Download the full article: https://ieeexplore.ieee.org/document/8821312
I. Setting the stage
If you have read some of my previous posts, you may know I am very bullish on data-driven funds. The rationale for my optimism is that I fundamentally believe that machine learning can bridge the asymmetric information gap between founders and investors, making both of their lives better and easier.
As part of my work and effort to try to advance the field a bit, I have been doing research on how AI has already been used in VC, but I also wanted to play with data and the following results are the first attempt to do so.
II. A bit of background
After the last financial crisis, the interest rates decreased exponentially and venture capital suddenly became an attractive option to achieve high returns. However, in only a decade the market moved so fast, got so mature and saturated, and so many empires have been created, that is now cumbersome to obtain sustainable returns investing in risky early-stage companies. In fact, capital is abundant nowadays and funds have been raised everywhere, while there is no scarcity either in companies of every shape and size.

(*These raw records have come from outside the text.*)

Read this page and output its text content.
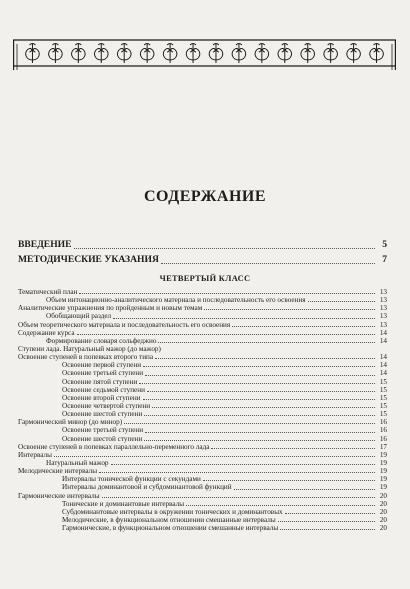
СОДЕРЖАНИЕ
ВВЕДЕНИЕ	5
МЕТОДИЧЕСКИЕ УКАЗАНИЯ	7
ЧЕТВЕРТЫЙ КЛАСС
Тематический план	13
Объем интонационно-аналитического материала и последовательность его освоения	13
Аналитические упражнения по пройденным и новым темам	13
Обобщающий раздел	13
Объем теоретического материала и последовательность его освоения	13
Содержание курса	14
Формирование словаря сольфеджио	14
Ступени лада. Натуральный мажор (до мажор)
Освоение ступеней в попевках второго типа	14
Освоение первой ступени	14
Освоение третьей ступени	14
Освоение пятой ступени	15
Освоение седьмой ступени	15
Освоение второй ступени	15
Освоение четвертой ступени	15
Освоение шестой ступени	15
Гармонический минор (до минор)	16
Освоение третьей ступени	16
Освоение шестой ступени	16
Освоение ступеней в попевках параллельно-переменного лада	17
Интервалы	19
Натуральный мажор	19
Мелодические интервалы	19
Интервалы тонической функции с секундами	19
Интервалы доминантовой и субдоминантовой функций	19
Гармонические интервалы	20
Тонические и доминантовые интервалы	20
Субдоминантовые интервалы в окружении тонических и доминантовых	20
Мелодические, в функциональном отношении смешанные интервалы	20
Гармонические, в функциональном отношении смешанные интервалы	20
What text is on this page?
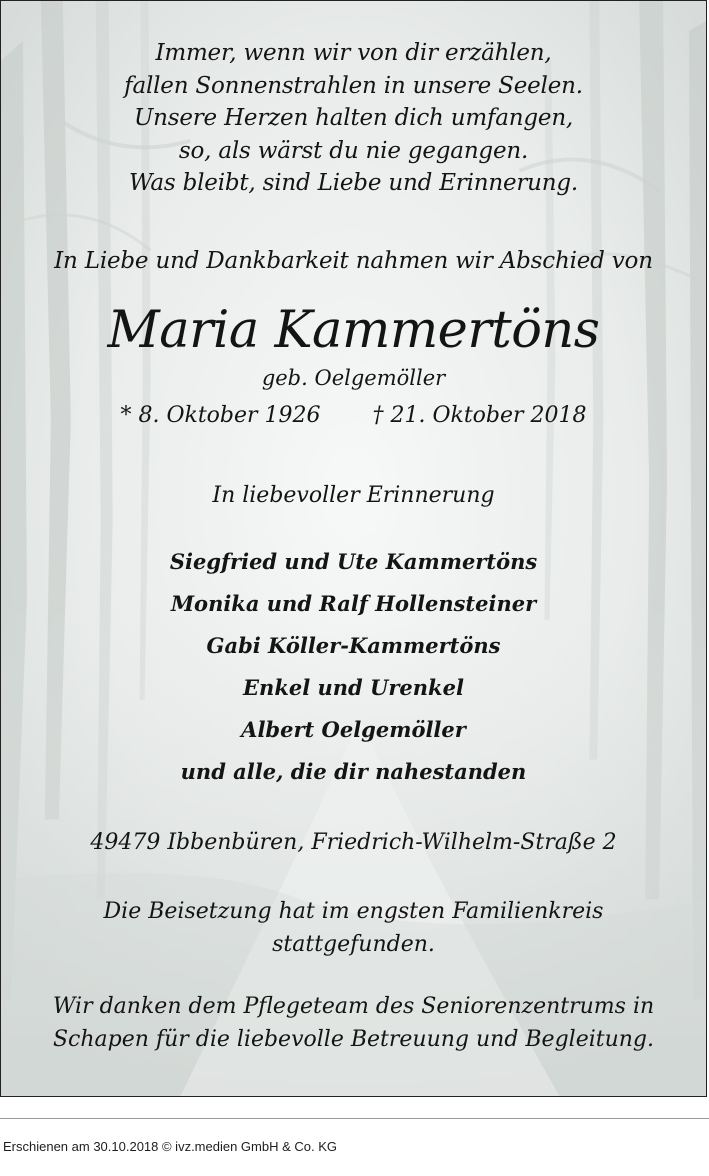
Immer, wenn wir von dir erzählen,
fallen Sonnenstrahlen in unsere Seelen.
Unsere Herzen halten dich umfangen,
so, als wärst du nie gegangen.
Was bleibt, sind Liebe und Erinnerung.
In Liebe und Dankbarkeit nahmen wir Abschied von
Maria Kammertöns
geb. Oelgemöller
* 8. Oktober 1926 † 21. Oktober 2018
In liebevoller Erinnerung
Siegfried und Ute Kammertöns
Monika und Ralf Hollensteiner
Gabi Köller-Kammertöns
Enkel und Urenkel
Albert Oelgemöller
und alle, die dir nahestanden
49479 Ibbenbüren, Friedrich-Wilhelm-Straße 2
Die Beisetzung hat im engsten Familienkreis
stattgefunden.
Wir danken dem Pflegeteam des Seniorenzentrums in
Schapen für die liebevolle Betreuung und Begleitung.
Erschienen am 30.10.2018 © ivz.medien GmbH & Co. KG
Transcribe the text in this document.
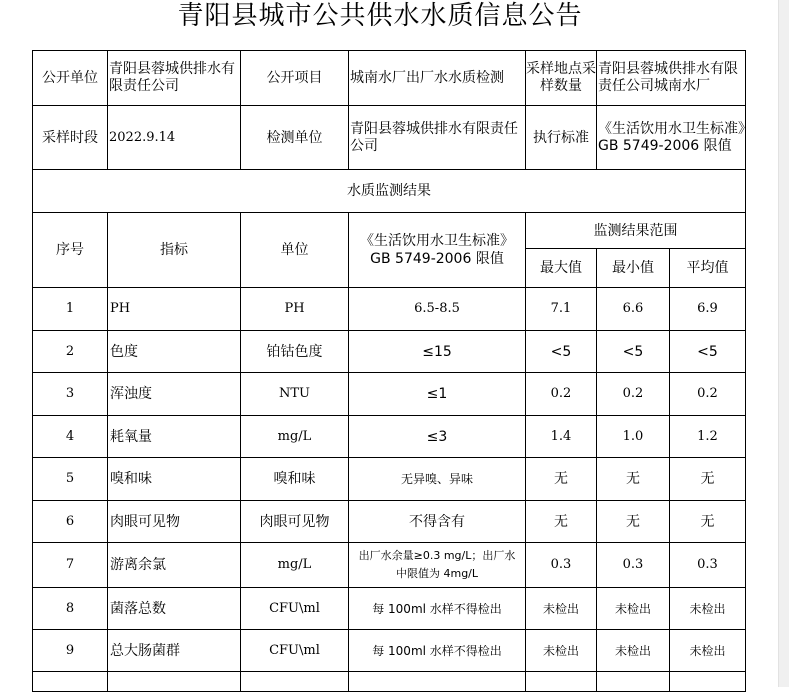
青阳县城市公共供水水质信息公告
公开单位	青阳县蓉城供排水有限责任公司	公开项目	城南水厂出厂水水质检测	采样地点采样数量	青阳县蓉城供排水有限责任公司城南水厂	
采样时段	2022.9.14	检测单位	青阳县蓉城供排水有限责任公司	执行标准	《生活饮用水卫生标准》GB 5749-2006 限值	
水质监测结果						
序号	指标	单位	《生活饮用水卫生标准》GB 5749-2006 限值	监测结果范围		
				最大值	最小值	平均值
1	PH	PH	6.5-8.5	7.1	6.6	6.9
2	色度	铂钴色度	≤15	<5	<5	<5
3	浑浊度	NTU	≤1	0.2	0.2	0.2
4	耗氧量	mg/L	≤3	1.4	1.0	1.2
5	嗅和味	嗅和味	无异嗅、异味	无	无	无
6	肉眼可见物	肉眼可见物	不得含有	无	无	无
7	游离余氯	mg/L	出厂水余量≥0.3 mg/L；出厂水中限值为 4mg/L	0.3	0.3	0.3
8	菌落总数	CFU\ml	每 100ml 水样不得检出	未检出	未检出	未检出
9	总大肠菌群	CFU\ml	每 100ml 水样不得检出	未检出	未检出	未检出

For these reasons, investing has become incredibly competitive and it has never been harder to spot the needle in the haystack that would make you rich. Unfortunately, the toolbox investors currently have available is not robust enough to reduce their risk and help them managing uncertainty in a better way.
This is where machine learning can come to aid.
III. Using machine learning in VC
Machine learning can indeed support VC investors in multiple ways:
i) Helping investors spotting market gaps and general trends;
ii) Performing better portfolio management;
iii) Matching co-investors and deals;
iv) Obtaining intelligence on competitors’ landscape;
v) Identifying potential acquirers;
vi) Creating more accurate pricing/valuation models.
In other words, it has the potential to make venture investors better and more informed, even in the post-investment phase where they need to help companies to grow.
There is still one use case I have not listed, which is the one we focused on: using data to finding relatively unknown startups and understand their success potential in advance. Our ambitious aim, therefore, was to try to have a better idea of the likelihood of success of a company without using balance sheet or quantitative data (e.g., revenues, etc.).
Is this company going to be a blockbuster or a failure? This is the question.
IV. Previous signals and new success factors
I have already (partially) reviewed previous studies where data have been proved to help identify signals that are relevant to assess the success potential of a startup. Even though the list is quite comprehensive, every study usually tends to look at one single factor and a couple of different success scenarios (namely, acquisition and IPO).
In our work, we tried to have a more holistic view and use over 120,000 companies to spot signals not only for acquisitions and IPOs but also to compute the probability of raising a subsequent round of funding or shutting the startup down.
In the same fashion as backtesting, we created a time-aware approach and analyzed companies that were no older than four years old by 2015 and tried to predict their success in the following three years. We also used more than a hundred variables as possible explanatory indicators of success, as well as five different models: Support Vector Machines (SVM); Decision Trees (DT); Random Forests (RF); Extremely Randomized Trees (ERT); and Gradient Tree Boosting (GTB).
Between those algorithms, Random Forests and GTB seem to have the highest performance (up to 82%), especially for some classes, but it is always hard to select a model which is superior in all the instances. However, the good thing about those classes of algorithms is that we can deconstruct what happened behind the curtains and rank the features according to their importance (an example is shown below).
V. Concluding thoughts
If you work long enough in this space, you quickly realize that “automating venture capital” is harder than you think. Our ambition was not to do it, and having now worked with the data makes me thinking that fully outsourcing the work of a VC to a machine is a far away — if not impossible — task. This, of course, does not imply that we cannot build useful tools and supports to improve investors work, and this is what a tech stack should aim to be used for.
Furthermore, it is worth noting that having better due diligence and decision processes can favor investors but it does not solve all their problems. It is important to remember that this type of tool does not increase the investor’s ability to actually close the deal, but it only augments the capacity to process information and assess companies in absence of more traditional financial data. Whether the entrepreneur gets an investor’s money does not depend, in fact, by the ability of the VC to do her due diligence but is rather driven by establishing a personal relationship and providing some additional value to the mere monetary contribution.
In other words, VC may be broken, but it is still standing on its feet.
The article first appeared on Forbes.